New Orleans' downtown area will be patrolled by nearly 800 local, state and federal law enforcement officers, public safety administrators told reporters at a security briefing this week. Louisiana National Guard members will help create an "enhanced security zone," with a focus on redirecting traffic and searching bags as crowds move through Bourbon Street and other densely populated parts of the city, the officials said.
"We're leveraging all of our law enforcement resources and public safety partners," New Orleans Mayor LaToya Cantrell said, adding that law enforcement officers were "absolutely taking in what we experienced almost one year ago." "I believe that we've proven ... since that time, how we have gone the extra mile to ensure the safety again of our residents as well as our visitors," Cantrell said.
In Southern California, thousands of law enforcement personnel were working to secure the annual New Year's Day Rose Parade, according to NBC Los Angeles. L.A. County expects about a million people to descend on the city of Pasadena for the 137th installment of the parade. "We have lots of folks that are going to be out here, some that will be uniform and others that you wont be able to see," Pasadena Police Chief Eugene Harris told NBC Los Angeles, adding that officers will have a zero-tolerance policy for disruptive behavior along the 5.5-mile parade route.
Read more: https://www.nbcnews.com/news/us-news/big-cities-ramp-security-ahead-new-years-eve-celebrations-rcna251671
OldBaldy1701E
(10,097 posts)Thanks to their rhetoric, those are the ones that have to be extra careful.
Igel
(37,332 posts)Dallas-Ft Worth (DFW) is an exception (per Ballotpedia) and it's reinforcing its security.
Just because it's not reported doesn't mean it's not happening. Just that the reporting's going to focus on the largest cities--which are all (D) controlled--and those of the most importance to the reporters and who they perceive their readership to be (and reporters for the last few decades, when surveyed, are not so much (R) as (D) or (I), and often the (I) isn't in between (R) and (D) but left of mainstream (D).

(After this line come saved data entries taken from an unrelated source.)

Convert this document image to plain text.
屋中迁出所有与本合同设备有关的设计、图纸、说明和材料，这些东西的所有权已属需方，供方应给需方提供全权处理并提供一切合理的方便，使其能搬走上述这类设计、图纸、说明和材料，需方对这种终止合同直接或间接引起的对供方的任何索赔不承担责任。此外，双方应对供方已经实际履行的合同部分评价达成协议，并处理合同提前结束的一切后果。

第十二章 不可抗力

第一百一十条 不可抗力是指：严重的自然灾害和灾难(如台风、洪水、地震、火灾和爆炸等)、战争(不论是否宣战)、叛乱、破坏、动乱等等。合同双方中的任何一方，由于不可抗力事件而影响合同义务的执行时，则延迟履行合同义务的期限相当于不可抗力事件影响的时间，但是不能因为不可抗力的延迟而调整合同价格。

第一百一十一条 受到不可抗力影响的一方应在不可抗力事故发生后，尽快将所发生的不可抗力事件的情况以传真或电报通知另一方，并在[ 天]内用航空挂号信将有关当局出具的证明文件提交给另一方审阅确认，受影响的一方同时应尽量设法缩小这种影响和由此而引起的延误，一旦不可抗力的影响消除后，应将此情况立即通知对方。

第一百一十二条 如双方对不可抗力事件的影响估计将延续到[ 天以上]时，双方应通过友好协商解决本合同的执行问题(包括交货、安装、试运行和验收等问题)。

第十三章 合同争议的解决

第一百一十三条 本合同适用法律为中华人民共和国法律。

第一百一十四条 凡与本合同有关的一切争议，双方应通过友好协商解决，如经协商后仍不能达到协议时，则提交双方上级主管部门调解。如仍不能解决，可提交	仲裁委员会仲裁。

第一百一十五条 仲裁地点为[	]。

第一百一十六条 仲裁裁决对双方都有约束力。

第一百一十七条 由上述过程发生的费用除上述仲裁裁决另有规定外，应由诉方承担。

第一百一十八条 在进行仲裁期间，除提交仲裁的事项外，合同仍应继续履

Thing is, while yes, DFW "a" large city, it's also not the subject of any national attention or focus. Rose Parade? National event in Pasadena. Times Square? Probably the most televised New Year's eve event in the US. NOLA is coming off of last year's surprise attack, while LA CA was put on notice by the FBI. And NYC is just NYC.
Once you're down from DFW, you're hobnobbing with the cosmopolitan, highly-enmeshed in the public consciousness OK City and Fresno, CA. Not to even mention the hustle and bustle of that finance capital, Mesa (that's in AZ, and it's mushed on the east side of PHX and Tempe, but west of Apache Junction and the awesome store The Good Apple).